Success Starts in the Classroom for Somalis in Leicester
By Jawaahir Daahir
The UK is home to Europe’s biggest Somali community. Their presence dates back to the 19th century, when seamen and traders arrived and some settled in the UK to seek jobs in the seafaring industry. Their energy, entrepreneurial spirit, and drive for self-fulfillment reverberates across generations.
Today Somali pupils in Leicester—host to one of the largest Somali communities in the UK—have demonstrated the biggest improvement in school attainment among the many ethnic minorities in the city. This is a testament both to the community and the city’s integration success story.
I left Somalia in 1990 when the civil war started and, after several years in the Netherlands, I settled in Leicester 13 years ago. My journey is similar to that of many people whose testimonies contributed to a new report on Somalis in Leicester, which looks at the initiatives that had a real impact on Somali education, as well as some of the problems that remain.
In my capacity both as a parent and an active member of Somali civil society in Leicester, I can attest that the Somali community has been proactive in pushing the local authority to address the educational needs of their children. The organization I have established and run—the Somali Development Services—has been instrumental in this. It was at our urging that the city council first recruited a large number of bilingual teachers about 10 years ago, which greatly helped those who had just arrived and struggled with the English language.
Somali students, who today form the third-largest ethnic minority in Leicester schools, have continued to benefit from significant effort by various agencies to raise academic performance. Results have improved dramatically over the last five years. In 2013, nearly half of the Somali students received top marks in their secondary education qualifications, compared to less than one-third in 2008.
Improved teaching methods, parental and community engagement in schools, increased use of mentors and teaching assistants from ethnic-minority backgrounds, and supplementary classes and institutions—such as homework clubs and Qur’an classes—have all contributed to better school results and an enhanced sense of belonging. The government has also allocated senior educational policy consultants or head teachers to some schools that are underperforming in order to evaluate their quality of support and provide advice on how to improve outcomes.
In the inner city of Leicester, Taylor Road Primary School—where 46 percent of the students are of Somali background—has been recognized by the national government for the impact of its work with new immigrant families. The school is well known for fostering a consistently high level of teaching and investing in Somali teachers, assistants, and parents as role models. This has shown that the active engagement of parents, both as a general part of the community as well as administrators in the school, can make an important difference. More parents are needed in such roles throughout the city.
Since 2008 educational data collected by the local authority have identified Somalis as a distinct group, rather than placing them in a broader category of black African or Caribbean. This data has allowed the council to develop a more detailed picture of the experience of Somali pupils and to develop specialized responses to their particular needs.
Difficulties remain, however, including in the quality of pre-school support for Somalis, due in part to the absence of data in this sector to inform effective reforms.
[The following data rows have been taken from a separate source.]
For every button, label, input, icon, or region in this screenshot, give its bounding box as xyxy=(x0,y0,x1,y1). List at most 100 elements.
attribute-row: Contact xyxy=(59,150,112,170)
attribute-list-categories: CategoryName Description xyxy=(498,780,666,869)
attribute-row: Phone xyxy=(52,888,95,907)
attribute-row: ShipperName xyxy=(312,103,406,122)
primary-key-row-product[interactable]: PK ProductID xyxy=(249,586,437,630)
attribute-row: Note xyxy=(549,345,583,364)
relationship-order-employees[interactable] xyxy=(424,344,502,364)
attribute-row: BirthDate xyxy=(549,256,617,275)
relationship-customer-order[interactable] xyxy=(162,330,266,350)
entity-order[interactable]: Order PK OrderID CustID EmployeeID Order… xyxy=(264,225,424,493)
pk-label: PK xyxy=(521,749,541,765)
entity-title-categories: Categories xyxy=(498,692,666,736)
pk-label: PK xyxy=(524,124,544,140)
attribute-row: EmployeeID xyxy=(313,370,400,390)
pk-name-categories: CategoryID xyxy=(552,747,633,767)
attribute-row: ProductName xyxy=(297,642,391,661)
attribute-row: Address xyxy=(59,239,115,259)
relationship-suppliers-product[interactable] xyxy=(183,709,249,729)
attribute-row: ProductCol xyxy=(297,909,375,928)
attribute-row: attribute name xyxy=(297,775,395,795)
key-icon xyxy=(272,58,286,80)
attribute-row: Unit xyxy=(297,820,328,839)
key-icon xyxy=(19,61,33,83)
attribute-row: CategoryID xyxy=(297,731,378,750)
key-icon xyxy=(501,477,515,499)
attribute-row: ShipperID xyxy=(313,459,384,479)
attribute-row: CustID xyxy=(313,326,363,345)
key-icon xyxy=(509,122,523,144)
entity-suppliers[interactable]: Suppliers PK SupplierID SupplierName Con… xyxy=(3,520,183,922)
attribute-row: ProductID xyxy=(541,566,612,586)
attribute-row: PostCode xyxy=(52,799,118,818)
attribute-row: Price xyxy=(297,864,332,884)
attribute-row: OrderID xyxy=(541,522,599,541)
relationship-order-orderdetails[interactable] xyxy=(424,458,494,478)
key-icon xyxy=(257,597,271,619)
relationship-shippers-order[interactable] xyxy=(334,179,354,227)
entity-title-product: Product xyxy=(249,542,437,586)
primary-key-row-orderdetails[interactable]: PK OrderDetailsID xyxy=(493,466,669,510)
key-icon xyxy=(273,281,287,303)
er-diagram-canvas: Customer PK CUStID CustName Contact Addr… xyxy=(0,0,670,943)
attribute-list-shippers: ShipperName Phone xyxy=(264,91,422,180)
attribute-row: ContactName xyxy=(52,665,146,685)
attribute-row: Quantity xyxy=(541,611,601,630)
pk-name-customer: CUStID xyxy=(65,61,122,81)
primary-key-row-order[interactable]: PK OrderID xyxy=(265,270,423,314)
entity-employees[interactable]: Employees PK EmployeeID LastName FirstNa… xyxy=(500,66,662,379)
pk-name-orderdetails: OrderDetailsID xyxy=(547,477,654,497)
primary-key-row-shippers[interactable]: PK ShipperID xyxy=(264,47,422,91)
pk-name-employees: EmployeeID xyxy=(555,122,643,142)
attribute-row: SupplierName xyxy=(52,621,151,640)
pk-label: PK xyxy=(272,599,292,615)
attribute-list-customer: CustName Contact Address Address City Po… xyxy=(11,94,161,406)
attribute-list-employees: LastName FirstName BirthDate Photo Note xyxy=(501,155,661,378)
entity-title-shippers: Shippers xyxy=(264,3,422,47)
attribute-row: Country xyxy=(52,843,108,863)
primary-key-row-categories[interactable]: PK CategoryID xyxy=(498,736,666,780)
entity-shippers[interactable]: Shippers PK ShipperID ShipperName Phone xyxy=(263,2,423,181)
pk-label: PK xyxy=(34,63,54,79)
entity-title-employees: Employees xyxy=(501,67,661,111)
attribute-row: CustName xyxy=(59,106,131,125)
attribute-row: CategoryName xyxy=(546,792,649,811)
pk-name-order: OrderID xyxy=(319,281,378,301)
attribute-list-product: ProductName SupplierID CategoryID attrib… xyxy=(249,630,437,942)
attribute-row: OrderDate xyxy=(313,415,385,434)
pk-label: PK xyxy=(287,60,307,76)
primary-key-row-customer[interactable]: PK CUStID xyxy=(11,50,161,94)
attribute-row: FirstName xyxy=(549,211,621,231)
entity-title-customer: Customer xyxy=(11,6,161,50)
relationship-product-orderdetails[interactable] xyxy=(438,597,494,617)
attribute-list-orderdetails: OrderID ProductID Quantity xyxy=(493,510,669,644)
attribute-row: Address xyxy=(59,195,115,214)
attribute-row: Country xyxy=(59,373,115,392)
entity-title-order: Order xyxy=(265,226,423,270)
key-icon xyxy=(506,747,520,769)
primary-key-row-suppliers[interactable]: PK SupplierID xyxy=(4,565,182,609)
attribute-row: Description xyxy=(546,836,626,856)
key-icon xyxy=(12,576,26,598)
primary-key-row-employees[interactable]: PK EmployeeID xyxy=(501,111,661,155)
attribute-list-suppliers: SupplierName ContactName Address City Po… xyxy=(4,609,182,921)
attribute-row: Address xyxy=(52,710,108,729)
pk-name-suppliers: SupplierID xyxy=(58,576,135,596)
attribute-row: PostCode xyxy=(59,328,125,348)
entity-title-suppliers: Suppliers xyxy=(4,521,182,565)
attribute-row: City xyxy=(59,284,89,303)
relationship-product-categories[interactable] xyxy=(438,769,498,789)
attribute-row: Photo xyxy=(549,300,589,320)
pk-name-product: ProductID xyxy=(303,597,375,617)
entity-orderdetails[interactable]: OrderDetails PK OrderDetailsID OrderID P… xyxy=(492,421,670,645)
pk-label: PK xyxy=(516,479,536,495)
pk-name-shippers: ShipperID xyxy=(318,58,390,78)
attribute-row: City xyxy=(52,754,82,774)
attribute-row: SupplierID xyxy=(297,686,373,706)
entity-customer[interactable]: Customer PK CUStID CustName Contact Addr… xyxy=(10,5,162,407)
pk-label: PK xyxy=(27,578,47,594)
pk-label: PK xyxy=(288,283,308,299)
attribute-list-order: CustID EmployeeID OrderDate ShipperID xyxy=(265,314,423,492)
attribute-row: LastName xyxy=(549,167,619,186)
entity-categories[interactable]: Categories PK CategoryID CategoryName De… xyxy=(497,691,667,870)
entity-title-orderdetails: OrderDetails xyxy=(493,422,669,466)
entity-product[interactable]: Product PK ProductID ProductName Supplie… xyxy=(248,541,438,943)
This can leave students unprepared to enter school and susceptible to language difficulties in their early years.
Diminishing resources due to funding cuts are also likely to dampen the recent achievements made by Somali pupils (as well as other groups) in Leicester. There has already been a reduction in Somali teaching and support staff, which had seen increased investment only a few years earlier. Although these are serious obstacles, it’s hopeful the foundation provided by the previous generation’s commitment to education will continue to encourage progress in the years to come.
Jawaahir Daahir is founder and CEO of Somali Development Services and researcher for the Somalis in Leicester report.